Data is the cornerstone of large language models (LLMs), but not all data is useful for model learning. Carefully selected data can better elicit the capabilities of LLMs with much less computational overhead. Most methods concentrate on evaluating the quality of individual samples in data selection, while the combinatorial effects among samples are neglected. Even if each sample is of perfect quality, their combinations may be suboptimal in teaching LLMs due to their intrinsic homogeneity or contradiction. In this paper, we aim to uncover the underlying relationships between LLM performance and data selection. Inspired by the information compression nature of LLMs, we uncover an ``entropy law'' that connects LLM performance with data compression ratio and first-epoch training loss, which reflect the information redundancy of a dataset and the mastery of inherent knowledge encoded in this dataset, respectively. Through both theoretical deduction and empirical evaluation, we find that model performance is negatively correlated to the compression ratio of training data, which usually yields a lower training loss. Based on the findings of the entropy law, we propose a quite efficient and universal data selection method named \textbf{ZIP} for training LLMs, which aim to prioritize data subsets exhibiting a low compression ratio. Based on a multi-stage algorithm that selects diverse data in a greedy manner, we can obtain a good data subset with satisfactory diversity. Extensive experiments have been conducted to validate the entropy law and the superiority of ZIP across different LLM backbones and alignment stages. We also present an interesting application of entropy law that can detect potential performance risks at the beginning of model training.

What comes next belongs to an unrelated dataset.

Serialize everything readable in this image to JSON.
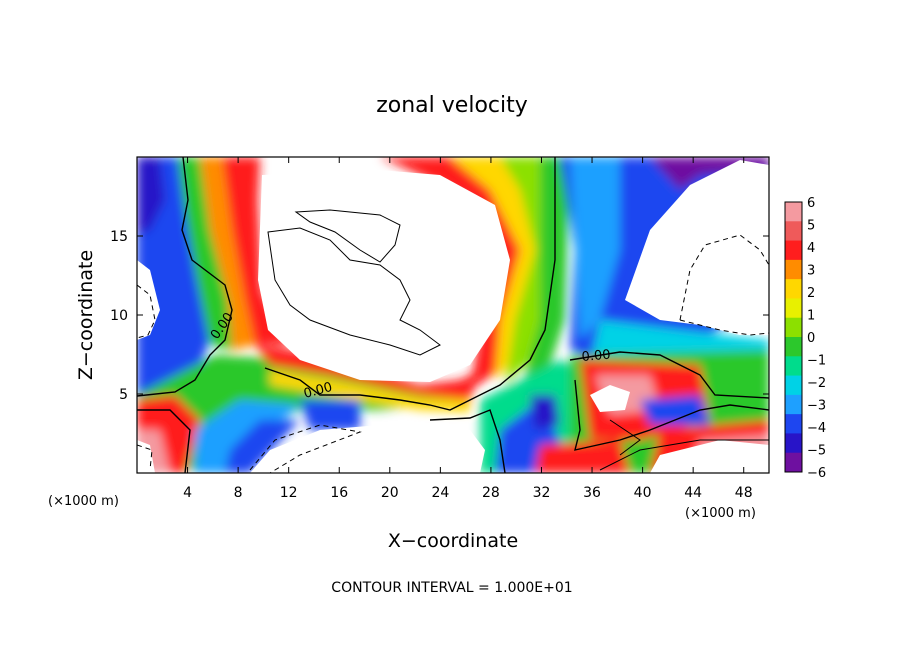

翻译：数据是大语言模型（LLM）的基石，但并非所有数据都对模型学习有益。经过精心筛选的数据能以更少的计算开销更好地激发LLM的能力。现有方法多集中于评估数据中单个样本的质量，却忽略了样本间的组合效应。即使每个样本质量都极高，由于其内在的同质性或矛盾性，它们的组合在教导LLM时仍可能效果欠佳。本文旨在揭示LLM性能与数据选择之间的深层关系。受LLM信息压缩本质的启发，我们揭示了一条“熵律”，它将LLM性能与数据压缩率及首轮训练损失联系起来——这两者分别反映了数据集的信息冗余度以及模型对该数据集编码的内在知识的掌握程度。通过理论推导与实证评估，我们发现模型性能与训练数据的压缩率呈负相关，而较低的压缩率通常对应更低的训练损失。基于熵律的发现，我们提出了一种高效且通用的数据选择方法**ZIP**，用于LLM训练，其核心是优先选择具有低压缩率的数据子集。通过采用多阶段贪心算法选择多样化数据，我们能够获得具有良好多样性的优质数据子集。大量实验验证了熵律的有效性以及ZIP方法在不同LLM主干模型和对齐阶段上的优越性。我们还展示了熵律的一项有趣应用：它能在模型训练初期检测潜在的性能风险。